Easy access to finance
– Easy access to finance in Finance & Accounting field will also reduce the barriers to entry in the industry, thus putting downward pressure on the prices because of increasing competition. Bottlers Bottling can utilize it by borrowing at lower rates and invest it into research and development, capital expenditure to fortify its core competitive advantage.
Technology acceleration in Forth Industrial Revolution
– Bottlers Bottling has witnessed rapid integration of technology during Covid-19 in the Finance & Accounting industry. As one of the leading players in the industry, Bottlers Bottling needs to keep up with the evolution of technology in the Finance & Accounting sector.
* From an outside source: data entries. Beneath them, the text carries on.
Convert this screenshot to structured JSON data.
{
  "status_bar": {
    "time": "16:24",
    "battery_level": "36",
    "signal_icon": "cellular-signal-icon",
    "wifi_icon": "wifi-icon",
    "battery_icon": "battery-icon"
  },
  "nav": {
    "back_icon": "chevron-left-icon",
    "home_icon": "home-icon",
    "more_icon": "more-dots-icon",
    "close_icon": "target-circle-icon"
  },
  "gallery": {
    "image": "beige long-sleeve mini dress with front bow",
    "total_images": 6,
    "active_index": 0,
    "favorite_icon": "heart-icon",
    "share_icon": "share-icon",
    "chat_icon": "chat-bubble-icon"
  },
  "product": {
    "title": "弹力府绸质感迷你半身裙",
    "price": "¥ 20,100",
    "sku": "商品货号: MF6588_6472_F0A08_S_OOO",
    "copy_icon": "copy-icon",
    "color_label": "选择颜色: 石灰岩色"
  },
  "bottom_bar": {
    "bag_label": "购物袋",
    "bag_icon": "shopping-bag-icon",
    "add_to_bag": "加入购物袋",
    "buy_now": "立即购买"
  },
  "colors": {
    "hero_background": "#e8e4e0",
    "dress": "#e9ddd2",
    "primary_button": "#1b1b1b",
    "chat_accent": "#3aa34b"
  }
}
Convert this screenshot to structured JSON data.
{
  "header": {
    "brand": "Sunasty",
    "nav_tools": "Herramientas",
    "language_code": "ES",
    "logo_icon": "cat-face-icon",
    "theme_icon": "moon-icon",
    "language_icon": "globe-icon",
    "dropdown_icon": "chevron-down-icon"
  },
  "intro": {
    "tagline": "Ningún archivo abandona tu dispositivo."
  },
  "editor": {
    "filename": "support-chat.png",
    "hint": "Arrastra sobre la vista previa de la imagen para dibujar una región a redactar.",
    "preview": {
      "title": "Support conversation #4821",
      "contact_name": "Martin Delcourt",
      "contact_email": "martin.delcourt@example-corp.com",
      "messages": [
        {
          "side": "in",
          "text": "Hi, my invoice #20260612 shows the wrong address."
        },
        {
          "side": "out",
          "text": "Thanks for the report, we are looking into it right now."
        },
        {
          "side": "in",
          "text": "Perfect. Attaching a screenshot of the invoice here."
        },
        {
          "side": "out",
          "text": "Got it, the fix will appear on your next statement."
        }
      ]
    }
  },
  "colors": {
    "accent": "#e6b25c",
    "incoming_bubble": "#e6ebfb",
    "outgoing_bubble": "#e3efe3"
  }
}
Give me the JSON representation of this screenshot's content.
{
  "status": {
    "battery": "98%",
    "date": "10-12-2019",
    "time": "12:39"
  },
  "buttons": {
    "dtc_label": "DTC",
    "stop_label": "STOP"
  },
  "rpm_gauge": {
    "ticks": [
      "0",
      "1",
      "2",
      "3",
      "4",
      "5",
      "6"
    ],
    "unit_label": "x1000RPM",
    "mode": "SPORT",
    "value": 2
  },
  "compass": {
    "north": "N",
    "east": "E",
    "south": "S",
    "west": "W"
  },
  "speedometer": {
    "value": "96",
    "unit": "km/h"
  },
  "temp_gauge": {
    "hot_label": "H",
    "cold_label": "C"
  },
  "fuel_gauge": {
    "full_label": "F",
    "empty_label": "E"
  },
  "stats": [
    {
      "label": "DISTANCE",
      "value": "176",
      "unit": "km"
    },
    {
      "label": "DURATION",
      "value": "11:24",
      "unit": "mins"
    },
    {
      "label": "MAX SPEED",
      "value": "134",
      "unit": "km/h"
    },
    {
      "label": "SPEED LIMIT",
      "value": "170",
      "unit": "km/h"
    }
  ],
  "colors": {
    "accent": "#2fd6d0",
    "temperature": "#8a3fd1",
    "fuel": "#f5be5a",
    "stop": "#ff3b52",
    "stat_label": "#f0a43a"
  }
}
According to Mckinsey study top managers believe that the adoption of technology in operations, communications is 20-25 times faster than what they planned in the beginning of 2019.
Environmental challenges
– Bottlers Bottling needs to have a robust strategy against the disruptions arising from climate change and energy requirements. EU has identified it as key priority area and spending 30% of its 880 billion Euros European post Covid-19 recovery funds on green technology. Bottlers Bottling can take advantage of this fund but it will also bring new competitors in the Finance & Accounting industry.
Trade war between China and United States
– The trade war between two of the biggest economies can hugely impact the opportunities for Bottlers Bottling in the Finance & Accounting industry. The Finance & Accounting industry is already at various protected from local competition in China, with the rise of trade war the protection levels may go up. This presents a clear threat of current business model in Chinese market.
Weighted SWOT Analysis of PepsiCo Bottling in Mexico Template, Example
Not all factors mentioned under the Strengths, Weakness, Opportunities, and Threats quadrants in the SWOT Analysis are equal. Managers in the HBR case study PepsiCo Bottling in Mexico needs to zero down on the relative importance of each factor mentioned in the Strengths, Weakness, Opportunities, and Threats quadrants.
We can provide the relative importance to each factor by assigning relative weights. Weighted SWOT analysis process is a three stage process –
First stage for doing weighted SWOT analysis of the case study PepsiCo Bottling in Mexico is to rank the strengths and weaknesses of the organization. This will help you to assess the most important strengths and weaknesses of the firm and which one of the strengths and weaknesses mentioned in the initial lists are marginal and can be left out.
Second stage for conducting weighted SWOT analysis of the Harvard case study PepsiCo Bottling in Mexico is to give probabilities to the external strategic factors thus better understanding the opportunities and threats arising out of macro environment changes and developments.
Third stage of constructing weighted SWOT analysis of PepsiCo Bottling in Mexico is to provide strategic recommendations includes – joining likelihood of external strategic factors such as opportunities and threats to the internal strategic factors – strengths and weaknesses. You should start with external factors as they will provide the direction of the overall industry. Secondly by joining probabilities with internal strategic factors can help the company not only strategic fit but also the most probably strategic trade-off that Bottlers Bottling needs to make to build a sustainable competitive advantage.